Local food conversation to be held in Austin
When it comes to food, Texas consumers face a vast array of choices and a blizzard of buzzwords and information. To help consumers piece the puzzle together, Texas Farm Bureau (TFB), in partnership with the U.S. Farmers & Ranchers Alliance® (USFRA®), will host Food DialoguesSM: Austin, Sept. 18, 2014, at the AT&T Executive Education and Conference Center.
“Food Dialogues: Austin is a place where individuals from across the food system can come together and have a constructive conversation about issues facing today’s agriculture,” TFB President Kenneth Dierschke said. “We have the diverse sectors of Texas agriculture represented on the panels and look forward to an open and honest dialogue.”
Two dynamic panels will focus on today’s most pressing food issues—animal welfare and food production. Evan Smith, editor in chief and chief executive officer of the Texas Tribune, will serve as the moderator for the event.
The following is the current roster of participants and topics to be covered Sept. 18.
Animal welfare: Beyond the hype
The ways ranchers raise cattle in the Lone Star State are as diverse as Texas itself. Grass-fed, grain-fed, cow-calf, stocker, purebred operations—all play a unique role in providing a safe, nutritious product for niche and mainstream consumer markets. A priority shared by Texas cattlemen is providing proper care to raise livestock. But how we get there—animal handling methods, antibiotics, hormones—can be controversial. Should consumers be concerned? A panel of cattle experts will discuss the variations on animal husbandry techniques and technologies used in the Texas beef business.
– Donnell Brown, Throckmorton County rancher
– Adele Douglass, chief executive officer for Humane Farm Animal Care
– Dr. Ron Gill, professor and Extension livestock specialist at Texas A&M University
– Chad Lemke, grass-fed rancher in Mason, Texas
– Jason Peeler, South Texas feedyard owner
– Betsy Ross, operations manager of ‘Betsy Ross Grassfed Beef’ and chief executive officer of Sustainable Growth Texas, LLC.

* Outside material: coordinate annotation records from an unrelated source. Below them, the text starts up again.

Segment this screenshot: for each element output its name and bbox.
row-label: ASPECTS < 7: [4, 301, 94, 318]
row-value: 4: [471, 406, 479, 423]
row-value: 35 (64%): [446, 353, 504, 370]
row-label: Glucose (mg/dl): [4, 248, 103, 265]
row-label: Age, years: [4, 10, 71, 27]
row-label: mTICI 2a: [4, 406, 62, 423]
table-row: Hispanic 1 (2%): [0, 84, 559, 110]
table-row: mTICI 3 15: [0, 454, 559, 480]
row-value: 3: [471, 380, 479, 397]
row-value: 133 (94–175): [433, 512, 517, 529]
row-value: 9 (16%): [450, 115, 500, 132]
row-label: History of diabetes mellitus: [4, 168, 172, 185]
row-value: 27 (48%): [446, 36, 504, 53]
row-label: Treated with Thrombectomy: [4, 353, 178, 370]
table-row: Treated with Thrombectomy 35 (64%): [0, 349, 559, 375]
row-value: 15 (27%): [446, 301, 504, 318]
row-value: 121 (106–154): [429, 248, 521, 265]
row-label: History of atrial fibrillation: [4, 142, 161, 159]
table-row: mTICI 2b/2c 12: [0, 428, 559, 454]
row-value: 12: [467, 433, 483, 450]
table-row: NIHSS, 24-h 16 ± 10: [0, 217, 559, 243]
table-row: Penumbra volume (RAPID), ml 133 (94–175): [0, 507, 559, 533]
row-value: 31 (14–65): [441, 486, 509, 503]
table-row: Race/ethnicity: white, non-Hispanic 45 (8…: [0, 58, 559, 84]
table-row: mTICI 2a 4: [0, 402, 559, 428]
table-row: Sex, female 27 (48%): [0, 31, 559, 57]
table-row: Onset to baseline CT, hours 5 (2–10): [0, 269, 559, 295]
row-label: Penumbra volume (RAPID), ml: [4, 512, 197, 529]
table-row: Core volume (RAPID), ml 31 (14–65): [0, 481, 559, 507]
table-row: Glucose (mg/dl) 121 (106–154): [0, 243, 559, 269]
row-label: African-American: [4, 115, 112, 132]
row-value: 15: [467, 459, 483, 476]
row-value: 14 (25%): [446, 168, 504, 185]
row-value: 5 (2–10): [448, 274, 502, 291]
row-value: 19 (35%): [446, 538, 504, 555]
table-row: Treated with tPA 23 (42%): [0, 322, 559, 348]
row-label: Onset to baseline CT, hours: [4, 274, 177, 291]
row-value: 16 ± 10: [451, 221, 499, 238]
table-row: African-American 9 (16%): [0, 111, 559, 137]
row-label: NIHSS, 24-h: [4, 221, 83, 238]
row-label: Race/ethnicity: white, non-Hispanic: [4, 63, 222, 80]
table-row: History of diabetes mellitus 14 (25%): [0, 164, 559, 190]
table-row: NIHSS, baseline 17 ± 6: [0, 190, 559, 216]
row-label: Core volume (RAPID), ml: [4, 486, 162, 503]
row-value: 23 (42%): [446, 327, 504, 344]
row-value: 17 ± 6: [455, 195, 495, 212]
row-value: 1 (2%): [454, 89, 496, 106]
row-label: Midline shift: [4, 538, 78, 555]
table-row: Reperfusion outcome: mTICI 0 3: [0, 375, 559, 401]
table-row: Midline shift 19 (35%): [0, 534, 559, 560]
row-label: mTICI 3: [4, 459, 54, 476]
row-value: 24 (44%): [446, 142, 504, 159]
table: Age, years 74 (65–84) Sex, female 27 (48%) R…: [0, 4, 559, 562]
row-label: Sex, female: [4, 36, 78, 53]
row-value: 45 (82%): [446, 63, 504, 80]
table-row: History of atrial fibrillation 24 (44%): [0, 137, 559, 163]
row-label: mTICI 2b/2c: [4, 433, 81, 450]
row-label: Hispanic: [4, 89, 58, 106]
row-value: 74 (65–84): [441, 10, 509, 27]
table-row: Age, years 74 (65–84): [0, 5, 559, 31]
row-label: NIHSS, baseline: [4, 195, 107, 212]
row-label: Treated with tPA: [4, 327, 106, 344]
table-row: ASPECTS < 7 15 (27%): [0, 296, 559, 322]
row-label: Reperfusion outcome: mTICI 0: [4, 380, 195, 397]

Farming methods. Consumer interpretation.
Texas consumers have bountiful opportunities when it comes to the food they eat. But are they making wise choices? How do they distinguish between information and misinformation in the daily bombardment of food messages? Organic, conventional, local and natural—consumers read these labels, but do they understand their meaning? Their decisions shape food supplies, and in turn, farming practices. A panel of experts—representing all aspects of food production in Texas—will address health and safety concerns related to the foods we eat and the technology used to grow them.

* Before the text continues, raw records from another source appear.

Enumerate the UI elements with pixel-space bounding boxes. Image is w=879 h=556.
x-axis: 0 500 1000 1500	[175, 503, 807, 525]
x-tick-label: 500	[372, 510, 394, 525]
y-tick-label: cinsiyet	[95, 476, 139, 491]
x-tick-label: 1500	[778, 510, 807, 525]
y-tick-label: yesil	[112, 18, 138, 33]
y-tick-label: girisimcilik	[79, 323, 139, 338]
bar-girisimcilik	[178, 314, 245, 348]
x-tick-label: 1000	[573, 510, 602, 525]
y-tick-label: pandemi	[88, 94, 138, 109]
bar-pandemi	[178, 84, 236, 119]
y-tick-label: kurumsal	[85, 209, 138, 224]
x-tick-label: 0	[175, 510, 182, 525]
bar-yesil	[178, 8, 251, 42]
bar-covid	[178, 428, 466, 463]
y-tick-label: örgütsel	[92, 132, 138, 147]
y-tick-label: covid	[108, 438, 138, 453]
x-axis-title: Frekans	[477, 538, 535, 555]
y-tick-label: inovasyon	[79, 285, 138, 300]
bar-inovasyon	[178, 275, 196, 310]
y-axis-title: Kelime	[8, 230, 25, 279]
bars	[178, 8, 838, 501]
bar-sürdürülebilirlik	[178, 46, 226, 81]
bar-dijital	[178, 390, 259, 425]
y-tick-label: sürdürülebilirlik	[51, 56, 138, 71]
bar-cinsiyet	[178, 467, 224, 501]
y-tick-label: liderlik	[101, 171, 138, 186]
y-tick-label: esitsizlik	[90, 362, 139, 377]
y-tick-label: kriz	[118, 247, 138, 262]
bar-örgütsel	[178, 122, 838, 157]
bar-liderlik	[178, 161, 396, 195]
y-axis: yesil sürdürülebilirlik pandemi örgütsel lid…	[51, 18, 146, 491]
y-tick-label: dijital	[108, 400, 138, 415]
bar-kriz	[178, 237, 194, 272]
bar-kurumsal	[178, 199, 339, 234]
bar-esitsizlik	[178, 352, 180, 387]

– Dr. David Baltensperger, professor and Soil and Crop Sciences Department head at Texas A&M University
– Brent Batchelor, Texas A&M AgriLife Extension agent in agriculture and natural resources
– Glenn Foore, owner of Springdale Farm—a family-owned organic farm in East Austin
– Eric Herm, fourth generation farmer who has transitioned his farm away from synthetic fertilizers, pesticides and GMO crops
– Alan Lewis, director of Government Affairs and Food and Agriculture Policy for Natural Grocers
– Curt Mowery, owner and partner in Mowery Farms growing rice, grain sorghum and soybeans conventionally
“Many of USFRA’s affiliates have access to local experts, influences, farmers and ranchers who are ready and willing to address questions about how food is grown and raised. These experts can address issues that are of national and local interest, sharing and tailoring the discussion to the local audience,” said Bob Stallman, USFRA chairman and president of the American Farm Bureau Federation (AFBF).
To attend this event in-person, visit http://www.fooddialogues.com/events/fd-austin, or follow the conversation on Twitter using hashtag #FoodD.
About the Food Dialogues
USFRA recognizes Americans have important questions about our food and how it is produced. We have all become invested in knowing more about where our food comes from and how it was grown and raised—and how it impacts our personal health. USFRA helps farmers and ranchers answer consumers’ and influencers’ questions and responds to their concerns about food production.
About Texas Farm Bureau
TFB works to provide a voice for Texas farmers, ranchers, rural citizens and those interested in preserving and protecting the agricultural lifestyle. Founded in 1933 with headquarters in Waco, Texas, TFB now represents more than 500,000 member-families on local, state and national levels. The organization is committed to the benefit of all Texans through promotion of a prosperous agriculture for a viable, long-term domestic source of food, fiber and fuel.
USFRA is a farmer and rancher-led organization working to build trust in today’s food production system. The organization is committed to continuous improvement and supporting U.S. farmers’ and ranchers’ efforts to increase confidence and trust in today’s agriculture. USFRA was created in 2011 to lead the dialogue and answer questions consumers have about food production through events, social media, access to farmers and ranchers and content on its website, www.fooddialogues.com.